Just as empiricists believe that knowledge comes primarily from sensory experience, data scientists believe that actionable insights come from rigorous data analysis. The methodologies used in Data Science, such as statistical analysis, machine learning, and predictive modelling, are all grounded in the empiricist tradition, emphasising observation, experimentation, and most importantly evidence-based conclusions.
.
Empiricism in Data Science, is not without its challenges.
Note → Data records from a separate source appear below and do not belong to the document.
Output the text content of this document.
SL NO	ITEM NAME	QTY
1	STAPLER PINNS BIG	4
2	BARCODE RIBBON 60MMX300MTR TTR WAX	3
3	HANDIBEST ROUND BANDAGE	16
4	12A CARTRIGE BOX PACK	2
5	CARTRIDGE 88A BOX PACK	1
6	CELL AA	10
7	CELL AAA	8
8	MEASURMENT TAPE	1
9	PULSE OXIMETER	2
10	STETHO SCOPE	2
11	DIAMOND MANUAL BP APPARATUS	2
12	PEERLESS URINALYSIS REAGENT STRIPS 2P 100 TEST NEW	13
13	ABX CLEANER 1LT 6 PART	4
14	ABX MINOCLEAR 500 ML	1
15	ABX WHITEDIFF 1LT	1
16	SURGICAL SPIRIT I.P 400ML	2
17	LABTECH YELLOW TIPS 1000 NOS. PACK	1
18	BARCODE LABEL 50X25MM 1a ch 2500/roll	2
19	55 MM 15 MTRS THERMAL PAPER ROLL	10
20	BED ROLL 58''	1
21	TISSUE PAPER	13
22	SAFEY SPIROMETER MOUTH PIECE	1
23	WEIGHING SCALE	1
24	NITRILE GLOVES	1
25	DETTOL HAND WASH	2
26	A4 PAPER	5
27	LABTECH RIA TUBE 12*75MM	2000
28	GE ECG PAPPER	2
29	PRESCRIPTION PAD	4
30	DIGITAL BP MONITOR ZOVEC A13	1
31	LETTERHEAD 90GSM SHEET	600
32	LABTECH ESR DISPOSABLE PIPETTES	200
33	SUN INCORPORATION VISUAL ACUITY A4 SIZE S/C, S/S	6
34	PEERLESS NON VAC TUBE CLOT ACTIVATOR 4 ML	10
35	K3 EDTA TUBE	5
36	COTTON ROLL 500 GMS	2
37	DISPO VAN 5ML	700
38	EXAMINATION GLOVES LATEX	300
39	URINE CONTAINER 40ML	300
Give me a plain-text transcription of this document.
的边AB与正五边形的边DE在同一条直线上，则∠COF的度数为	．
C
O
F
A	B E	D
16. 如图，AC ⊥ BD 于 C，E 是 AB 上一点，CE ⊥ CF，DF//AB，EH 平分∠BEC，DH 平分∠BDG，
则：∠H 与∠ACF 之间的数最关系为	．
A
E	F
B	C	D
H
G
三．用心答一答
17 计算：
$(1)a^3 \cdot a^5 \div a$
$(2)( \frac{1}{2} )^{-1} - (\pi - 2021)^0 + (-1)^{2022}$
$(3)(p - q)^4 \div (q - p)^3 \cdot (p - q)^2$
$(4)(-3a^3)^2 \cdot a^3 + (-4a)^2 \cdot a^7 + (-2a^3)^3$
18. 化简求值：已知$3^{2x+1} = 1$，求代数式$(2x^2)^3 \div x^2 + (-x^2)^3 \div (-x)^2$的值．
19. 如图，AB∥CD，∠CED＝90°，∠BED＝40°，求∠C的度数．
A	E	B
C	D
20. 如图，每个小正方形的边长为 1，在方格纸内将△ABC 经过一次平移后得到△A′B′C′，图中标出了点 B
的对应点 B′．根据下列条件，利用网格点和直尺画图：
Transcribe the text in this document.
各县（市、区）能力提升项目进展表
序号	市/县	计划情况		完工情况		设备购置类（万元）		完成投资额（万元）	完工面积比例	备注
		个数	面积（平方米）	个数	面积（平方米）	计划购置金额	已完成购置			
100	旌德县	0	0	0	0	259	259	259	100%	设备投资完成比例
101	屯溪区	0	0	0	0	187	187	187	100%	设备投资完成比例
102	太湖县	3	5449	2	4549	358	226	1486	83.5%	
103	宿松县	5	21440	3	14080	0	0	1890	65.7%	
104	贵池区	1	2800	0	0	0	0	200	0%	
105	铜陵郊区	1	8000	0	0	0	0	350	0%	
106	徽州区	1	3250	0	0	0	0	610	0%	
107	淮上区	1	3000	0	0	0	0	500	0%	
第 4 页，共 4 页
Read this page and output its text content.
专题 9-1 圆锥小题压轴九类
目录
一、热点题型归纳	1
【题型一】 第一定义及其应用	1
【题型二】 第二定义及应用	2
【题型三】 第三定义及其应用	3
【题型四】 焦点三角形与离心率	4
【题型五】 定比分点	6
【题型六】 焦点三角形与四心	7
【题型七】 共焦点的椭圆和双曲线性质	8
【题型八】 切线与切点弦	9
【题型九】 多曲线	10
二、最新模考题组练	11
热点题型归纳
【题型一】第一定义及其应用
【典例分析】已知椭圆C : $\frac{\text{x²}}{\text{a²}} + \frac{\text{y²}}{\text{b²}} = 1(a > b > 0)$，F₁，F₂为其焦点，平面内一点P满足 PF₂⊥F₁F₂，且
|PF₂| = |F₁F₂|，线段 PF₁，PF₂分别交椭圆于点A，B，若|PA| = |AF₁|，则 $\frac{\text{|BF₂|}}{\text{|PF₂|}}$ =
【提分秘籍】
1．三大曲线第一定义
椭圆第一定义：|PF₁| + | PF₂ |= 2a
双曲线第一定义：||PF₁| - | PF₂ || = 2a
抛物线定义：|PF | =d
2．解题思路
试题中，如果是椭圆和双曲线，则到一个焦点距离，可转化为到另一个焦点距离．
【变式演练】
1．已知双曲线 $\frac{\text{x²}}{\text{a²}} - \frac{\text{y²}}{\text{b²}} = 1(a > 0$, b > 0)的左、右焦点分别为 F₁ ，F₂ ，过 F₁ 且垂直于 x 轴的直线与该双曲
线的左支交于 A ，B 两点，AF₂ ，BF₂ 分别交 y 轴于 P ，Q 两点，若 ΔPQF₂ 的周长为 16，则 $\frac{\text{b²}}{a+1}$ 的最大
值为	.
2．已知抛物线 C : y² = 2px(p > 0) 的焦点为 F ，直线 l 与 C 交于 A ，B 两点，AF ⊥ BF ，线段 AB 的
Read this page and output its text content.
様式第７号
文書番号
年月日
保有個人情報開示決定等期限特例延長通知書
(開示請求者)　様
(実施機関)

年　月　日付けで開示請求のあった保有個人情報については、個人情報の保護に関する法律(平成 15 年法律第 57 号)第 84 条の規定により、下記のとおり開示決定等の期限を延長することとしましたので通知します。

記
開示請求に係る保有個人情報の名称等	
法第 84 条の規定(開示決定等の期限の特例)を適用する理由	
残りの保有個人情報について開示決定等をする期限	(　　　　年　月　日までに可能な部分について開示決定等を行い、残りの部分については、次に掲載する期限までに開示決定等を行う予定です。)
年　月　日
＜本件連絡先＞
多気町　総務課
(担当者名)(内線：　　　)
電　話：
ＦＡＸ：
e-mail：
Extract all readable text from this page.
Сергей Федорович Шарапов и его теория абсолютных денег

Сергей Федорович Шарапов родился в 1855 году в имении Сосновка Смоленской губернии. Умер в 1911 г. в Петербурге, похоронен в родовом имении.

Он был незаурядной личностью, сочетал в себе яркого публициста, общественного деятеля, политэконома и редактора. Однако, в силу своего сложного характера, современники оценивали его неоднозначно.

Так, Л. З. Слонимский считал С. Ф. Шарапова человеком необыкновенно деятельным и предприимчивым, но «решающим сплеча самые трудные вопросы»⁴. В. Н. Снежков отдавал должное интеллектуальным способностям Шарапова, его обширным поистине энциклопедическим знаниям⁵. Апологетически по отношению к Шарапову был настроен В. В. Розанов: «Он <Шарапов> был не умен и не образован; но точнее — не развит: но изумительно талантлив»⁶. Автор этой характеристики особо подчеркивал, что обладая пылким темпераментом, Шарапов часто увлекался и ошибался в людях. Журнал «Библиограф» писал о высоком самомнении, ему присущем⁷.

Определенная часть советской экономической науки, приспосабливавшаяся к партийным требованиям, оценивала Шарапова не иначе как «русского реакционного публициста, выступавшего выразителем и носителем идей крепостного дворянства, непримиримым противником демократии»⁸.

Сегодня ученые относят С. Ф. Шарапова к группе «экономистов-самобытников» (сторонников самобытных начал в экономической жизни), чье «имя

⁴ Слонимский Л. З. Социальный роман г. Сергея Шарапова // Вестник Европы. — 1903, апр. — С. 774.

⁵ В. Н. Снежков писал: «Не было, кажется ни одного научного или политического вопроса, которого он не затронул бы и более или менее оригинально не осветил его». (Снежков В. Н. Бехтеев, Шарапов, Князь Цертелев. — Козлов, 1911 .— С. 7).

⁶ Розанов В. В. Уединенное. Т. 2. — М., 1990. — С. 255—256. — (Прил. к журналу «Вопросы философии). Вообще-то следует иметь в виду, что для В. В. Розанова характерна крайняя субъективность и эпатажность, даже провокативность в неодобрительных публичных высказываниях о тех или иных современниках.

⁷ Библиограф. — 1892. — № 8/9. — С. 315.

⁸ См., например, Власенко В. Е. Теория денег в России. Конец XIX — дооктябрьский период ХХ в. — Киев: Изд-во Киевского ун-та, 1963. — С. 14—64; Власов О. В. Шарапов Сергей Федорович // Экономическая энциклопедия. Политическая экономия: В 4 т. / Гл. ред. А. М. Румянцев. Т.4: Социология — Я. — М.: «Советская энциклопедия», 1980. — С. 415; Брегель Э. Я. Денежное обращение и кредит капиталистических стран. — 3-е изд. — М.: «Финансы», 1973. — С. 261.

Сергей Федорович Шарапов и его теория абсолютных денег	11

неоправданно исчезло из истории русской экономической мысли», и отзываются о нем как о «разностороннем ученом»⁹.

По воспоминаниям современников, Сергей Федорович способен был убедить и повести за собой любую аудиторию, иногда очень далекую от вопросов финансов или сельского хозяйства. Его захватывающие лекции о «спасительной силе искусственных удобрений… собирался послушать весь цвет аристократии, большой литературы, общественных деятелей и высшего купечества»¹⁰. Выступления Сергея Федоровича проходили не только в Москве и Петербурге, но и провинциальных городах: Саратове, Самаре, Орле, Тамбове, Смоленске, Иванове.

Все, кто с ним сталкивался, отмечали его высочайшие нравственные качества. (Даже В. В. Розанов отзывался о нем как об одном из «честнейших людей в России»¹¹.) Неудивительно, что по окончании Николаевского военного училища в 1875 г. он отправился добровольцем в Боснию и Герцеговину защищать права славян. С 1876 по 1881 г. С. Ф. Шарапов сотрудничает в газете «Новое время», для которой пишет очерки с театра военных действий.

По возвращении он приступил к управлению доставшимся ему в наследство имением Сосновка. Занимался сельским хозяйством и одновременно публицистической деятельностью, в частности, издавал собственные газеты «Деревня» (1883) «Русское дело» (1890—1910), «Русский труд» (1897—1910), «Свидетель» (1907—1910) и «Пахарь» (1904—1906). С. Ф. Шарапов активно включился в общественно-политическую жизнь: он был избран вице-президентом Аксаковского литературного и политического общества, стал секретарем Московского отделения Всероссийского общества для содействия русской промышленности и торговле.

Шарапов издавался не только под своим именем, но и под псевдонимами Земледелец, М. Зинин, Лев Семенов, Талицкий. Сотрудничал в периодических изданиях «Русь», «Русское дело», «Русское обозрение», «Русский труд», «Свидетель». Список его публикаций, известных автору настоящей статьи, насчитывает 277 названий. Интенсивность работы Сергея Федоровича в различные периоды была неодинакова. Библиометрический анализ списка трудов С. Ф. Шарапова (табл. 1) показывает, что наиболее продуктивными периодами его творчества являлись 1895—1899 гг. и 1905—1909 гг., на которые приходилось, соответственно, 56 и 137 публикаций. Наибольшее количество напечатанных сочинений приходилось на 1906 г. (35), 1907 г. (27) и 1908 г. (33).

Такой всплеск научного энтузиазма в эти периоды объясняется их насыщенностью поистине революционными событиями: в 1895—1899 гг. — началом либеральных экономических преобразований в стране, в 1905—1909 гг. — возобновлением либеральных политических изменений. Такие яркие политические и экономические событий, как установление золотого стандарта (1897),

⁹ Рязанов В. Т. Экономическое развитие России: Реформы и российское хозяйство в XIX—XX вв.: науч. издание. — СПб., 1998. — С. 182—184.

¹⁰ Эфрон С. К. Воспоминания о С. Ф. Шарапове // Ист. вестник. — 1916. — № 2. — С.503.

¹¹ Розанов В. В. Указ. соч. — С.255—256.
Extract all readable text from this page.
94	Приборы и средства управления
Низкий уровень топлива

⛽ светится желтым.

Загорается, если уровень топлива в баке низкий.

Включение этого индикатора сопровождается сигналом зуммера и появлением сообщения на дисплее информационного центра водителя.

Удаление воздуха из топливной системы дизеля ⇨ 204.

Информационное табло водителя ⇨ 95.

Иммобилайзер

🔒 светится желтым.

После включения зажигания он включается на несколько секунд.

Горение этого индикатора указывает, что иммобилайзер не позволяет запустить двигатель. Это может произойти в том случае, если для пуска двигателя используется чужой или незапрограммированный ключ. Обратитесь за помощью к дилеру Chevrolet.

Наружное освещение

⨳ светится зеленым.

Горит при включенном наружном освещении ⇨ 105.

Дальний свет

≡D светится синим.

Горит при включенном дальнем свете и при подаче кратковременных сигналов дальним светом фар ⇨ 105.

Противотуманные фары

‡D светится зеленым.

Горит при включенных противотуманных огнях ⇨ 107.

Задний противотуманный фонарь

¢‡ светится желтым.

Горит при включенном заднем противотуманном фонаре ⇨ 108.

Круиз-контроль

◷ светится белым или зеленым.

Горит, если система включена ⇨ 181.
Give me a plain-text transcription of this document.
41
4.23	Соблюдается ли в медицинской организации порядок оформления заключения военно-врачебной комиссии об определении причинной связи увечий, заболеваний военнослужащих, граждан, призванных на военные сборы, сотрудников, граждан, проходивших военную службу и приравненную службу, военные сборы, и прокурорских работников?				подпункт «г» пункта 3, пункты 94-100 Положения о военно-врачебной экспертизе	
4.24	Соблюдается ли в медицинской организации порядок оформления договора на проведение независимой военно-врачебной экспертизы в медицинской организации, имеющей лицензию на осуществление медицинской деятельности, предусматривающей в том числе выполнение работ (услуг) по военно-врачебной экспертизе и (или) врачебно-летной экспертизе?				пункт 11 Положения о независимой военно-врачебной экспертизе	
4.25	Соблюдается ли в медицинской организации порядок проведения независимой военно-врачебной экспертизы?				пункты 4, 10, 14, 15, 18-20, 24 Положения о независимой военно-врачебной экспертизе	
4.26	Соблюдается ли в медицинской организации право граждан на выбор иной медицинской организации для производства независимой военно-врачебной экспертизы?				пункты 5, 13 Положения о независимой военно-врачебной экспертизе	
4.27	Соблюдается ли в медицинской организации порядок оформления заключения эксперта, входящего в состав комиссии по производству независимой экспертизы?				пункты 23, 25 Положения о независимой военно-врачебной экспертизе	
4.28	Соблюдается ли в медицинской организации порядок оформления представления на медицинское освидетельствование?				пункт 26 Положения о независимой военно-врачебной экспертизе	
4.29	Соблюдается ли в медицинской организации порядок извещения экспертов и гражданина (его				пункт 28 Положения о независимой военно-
One of the primary concerns is data quality. The integrity of the conclusions drawn from empirical research depends very much on the quality of the data collected. Poor data quality can lead to misleading or incorrect insights.
.
Another significant challenge is bias. Bias can creep into empirical research in various ways, from the design of the experiment or survey to the interpretation of the results. For instance, if a data set is not representative of the population it's meant to represent, the conclusions drawn from it may be skewed. Here are some further examples of bias:
.
Selection Bias: This occurs when the data used for analysis is not representative of the larger population.
Confirmation Bias: Researchers, consciously or unconsciously, might seek out data or interpret results in ways that confirm their pre-existing beliefs or hypotheses.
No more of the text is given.